When you look at those verses, you realize that the problem is essentially twofold. God’s timescale, verse 2: “How long” is this going to go on? And God’s tolerance, verse 3: “Why do you make me look at injustice?” and “Why do you tolerate wrong?” It’s a very contemporary question, isn’t it? It’s a question on the lips of every thoughtful believer. How long will this go on? And why is it that this good God whom we serve, this moral God that we serve, this all-powerful God that we serve, tolerates declension and spiritual and moral dry rot amongst those who profess to be the followers of his Son?

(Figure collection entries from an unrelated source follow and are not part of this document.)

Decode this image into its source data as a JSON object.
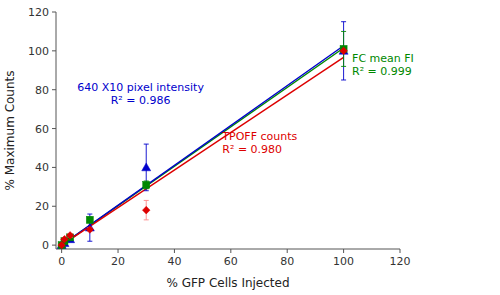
{
  "chart_data": {
    "type": "scatter",
    "xlabel": "% GFP Cells Injected",
    "ylabel": "% Maximum Counts",
    "xlim": [
      -2,
      120
    ],
    "ylim": [
      -2,
      120
    ],
    "xticks": [
      0,
      20,
      40,
      60,
      80,
      100,
      120
    ],
    "yticks": [
      0,
      20,
      40,
      60,
      80,
      100,
      120
    ],
    "grid": false,
    "series": [
      {
        "type": "line",
        "color": "#008800",
        "x": [
          0,
          100
        ],
        "values": [
          0,
          101.48955495
        ]
      },
      {
        "type": "line",
        "color": "#0000CC",
        "x": [
          0,
          100
        ],
        "values": [
          0,
          102.633969119
        ]
      },
      {
        "type": "line",
        "color": "#DD0000",
        "x": [
          0,
          100
        ],
        "values": [
          0,
          96.62125341
        ]
      },
      {
        "type": "scatter",
        "color": "#0000CC",
        "marker": "triangle",
        "x": [
          0,
          1,
          3,
          10,
          30,
          100
        ],
        "values": [
          0,
          1,
          3,
          9,
          40,
          100
        ],
        "errors": [
          0.0,
          0.5,
          1.0,
          7.0,
          12.0,
          15.0
        ]
      },
      {
        "type": "scatter",
        "color": "#008800",
        "marker": "square",
        "x": [
          0,
          1,
          3,
          10,
          30,
          100
        ],
        "values": [
          0,
          2,
          4,
          13,
          31,
          101
        ],
        "errors": [
          0.0,
          0.5,
          1.0,
          1.5,
          2.0,
          9.0
        ]
      },
      {
        "type": "scatter",
        "color": "#DD0000",
        "error_color": "#FF8888",
        "marker": "diamond",
        "x": [
          0,
          1,
          3,
          10,
          30,
          100
        ],
        "values": [
          0,
          3,
          5,
          8,
          18,
          100
        ],
        "errors": [
          0.0,
          0.5,
          1.0,
          1.0,
          5.0,
          0.0
        ]
      }
    ],
    "annotations": [
      {
        "lines": [
          "640 X10 pixel intensity",
          "R² = 0.986"
        ],
        "x": 28,
        "y": 78,
        "color": "#0000CC",
        "align": "center"
      },
      {
        "lines": [
          "TPOFF counts",
          "R² = 0.980"
        ],
        "x": 57,
        "y": 53,
        "color": "#DD0000",
        "align": "left"
      },
      {
        "lines": [
          "FC mean FI",
          "R² = 0.999"
        ],
        "x": 103,
        "y": 93,
        "color": "#008800",
        "align": "left"
      }
    ]
  }
}
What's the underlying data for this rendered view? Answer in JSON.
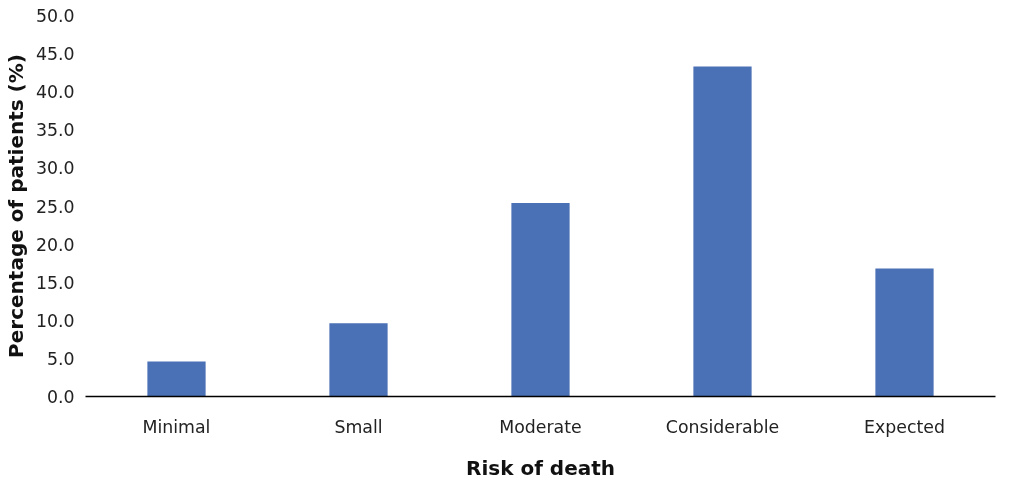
{
  "chart_data": {
    "type": "bar",
    "xlabel": "Risk of death",
    "ylabel": "Percentage of patients (%)",
    "categories": [
      "Minimal",
      "Small",
      "Moderate",
      "Considerable",
      "Expected"
    ],
    "values": [
      4.6,
      9.6,
      25.4,
      43.3,
      16.8
    ],
    "color": "#4a70b5",
    "ylim": [
      0,
      50
    ],
    "yticks": [
      {
        "value": 0,
        "label": "0.0"
      },
      {
        "value": 5,
        "label": "5.0"
      },
      {
        "value": 10,
        "label": "10.0"
      },
      {
        "value": 15,
        "label": "15.0"
      },
      {
        "value": 20,
        "label": "20.0"
      },
      {
        "value": 25,
        "label": "25.0"
      },
      {
        "value": 30,
        "label": "30.0"
      },
      {
        "value": 35,
        "label": "35.0"
      },
      {
        "value": 40,
        "label": "40.0"
      },
      {
        "value": 45,
        "label": "45.0"
      },
      {
        "value": 50,
        "label": "50.0"
      }
    ],
    "grid": false
  }
}
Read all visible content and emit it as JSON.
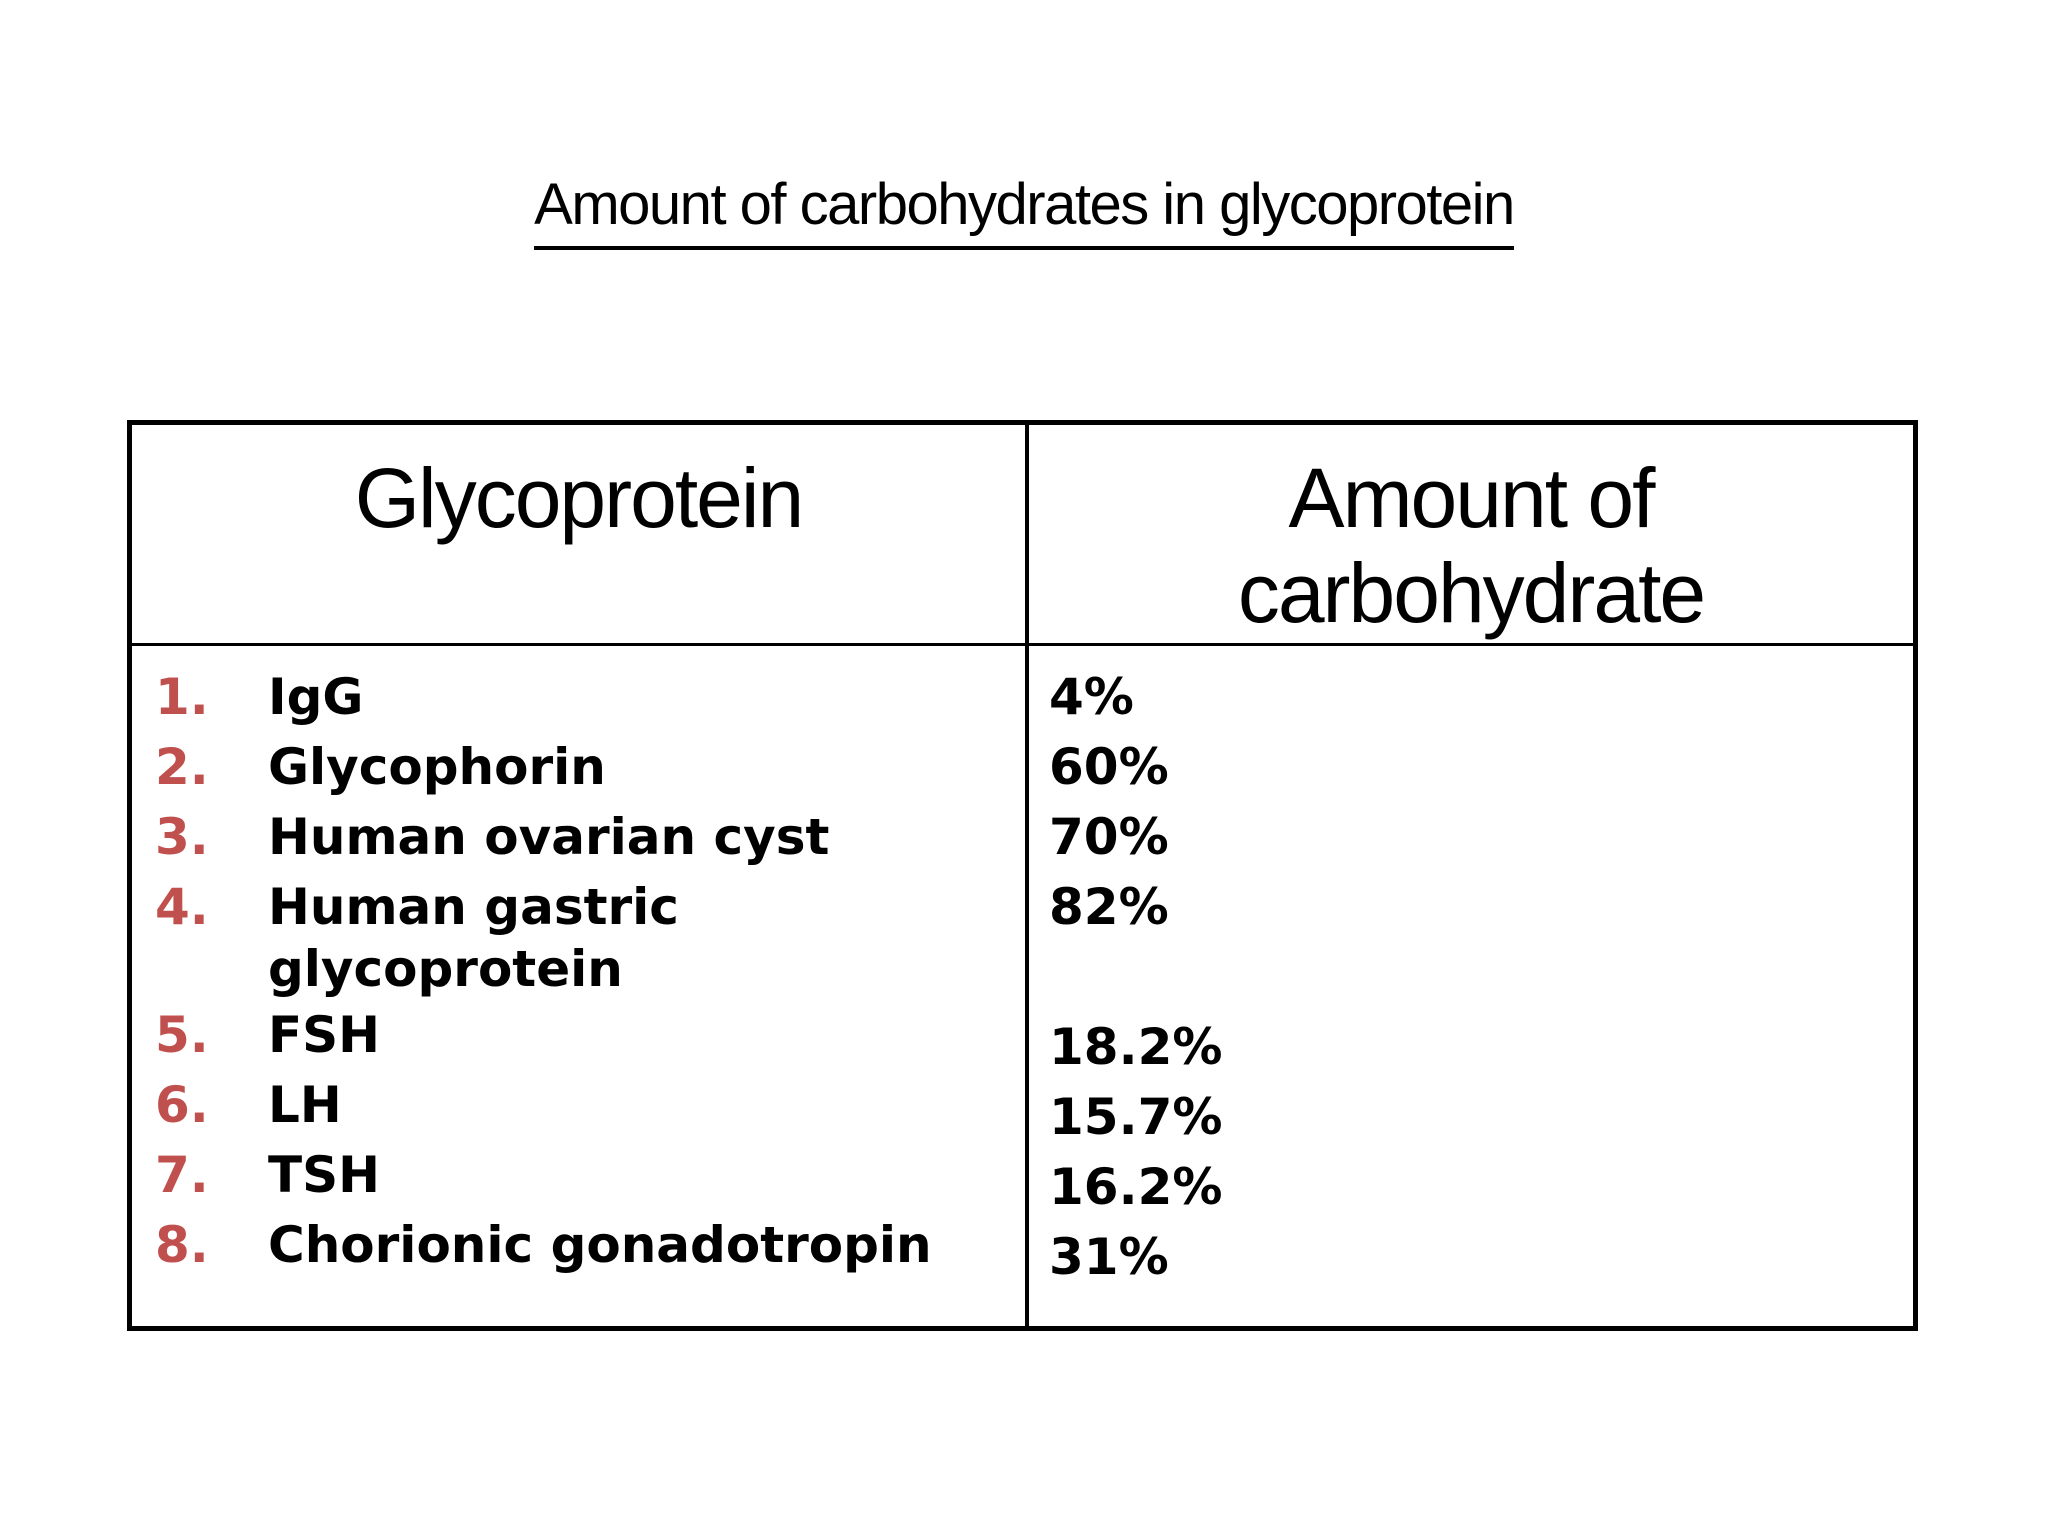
{
  "slide": {
    "title": "Amount of carbohydrates in glycoprotein",
    "background_color": "#ffffff",
    "text_color": "#000000",
    "border_color": "#000000",
    "number_accent_color": "#c0504d"
  },
  "table": {
    "col1_header": "Glycoprotein",
    "col2_header": "Amount of carbohydrate",
    "rows": [
      {
        "num": "1.",
        "glycoprotein": "IgG",
        "amount": "4%"
      },
      {
        "num": "2.",
        "glycoprotein": "Glycophorin",
        "amount": "60%"
      },
      {
        "num": "3.",
        "glycoprotein": "Human ovarian cyst",
        "amount": "70%"
      },
      {
        "num": "4.",
        "glycoprotein": "Human gastric\nglycoprotein",
        "amount": "82%"
      },
      {
        "num": "5.",
        "glycoprotein": "FSH",
        "amount": "18.2%"
      },
      {
        "num": "6.",
        "glycoprotein": "LH",
        "amount": "15.7%"
      },
      {
        "num": "7.",
        "glycoprotein": "TSH",
        "amount": "16.2%"
      },
      {
        "num": "8.",
        "glycoprotein": "Chorionic gonadotropin",
        "amount": "31%"
      }
    ]
  }
}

We need to make clear to ourselves that the history of Habakkuk’s era was under God’s control, and that that is true in every age. Indeed, we come full circle to… learning to see that the events of our world, whether in Habakkuk’s day or in our own day, are all tied in their significance to God’s eternal purpose in relationship to his kingdom. And if we will keep our gaze there, focused on the gospel, focused on this great good news, focused on King Jesus, focused on the fact that his perspectives on the unfolding story of world history are far more comprehensive than we could ever imagine, and yet remain absolutely focused on the person of his Son, Jesus, and of the triumph of his resurrection and the glory of his ascension and the absolute certainty of his return, then all of our cares and all of our cancers, all of our disappointments and all of our failures, all of our heartaches and heartbreaks and confusions may be brought under the all-embracing security of God’s sovereign purpose. He understands when, like Habakkuk, we cry out, “How long and why?” And the answer of his Word is finally given to us expressly in Jesus.
Alistair Begg
SCRIPTURES FOR THIS SUNDAY
Read Habakkuk 1:1-11 and consider how you respond when God’s ways don’t make sense. In what ways can you grow in understanding God’s ways? In what ways can you grow in trusting God when understanding may not be possible?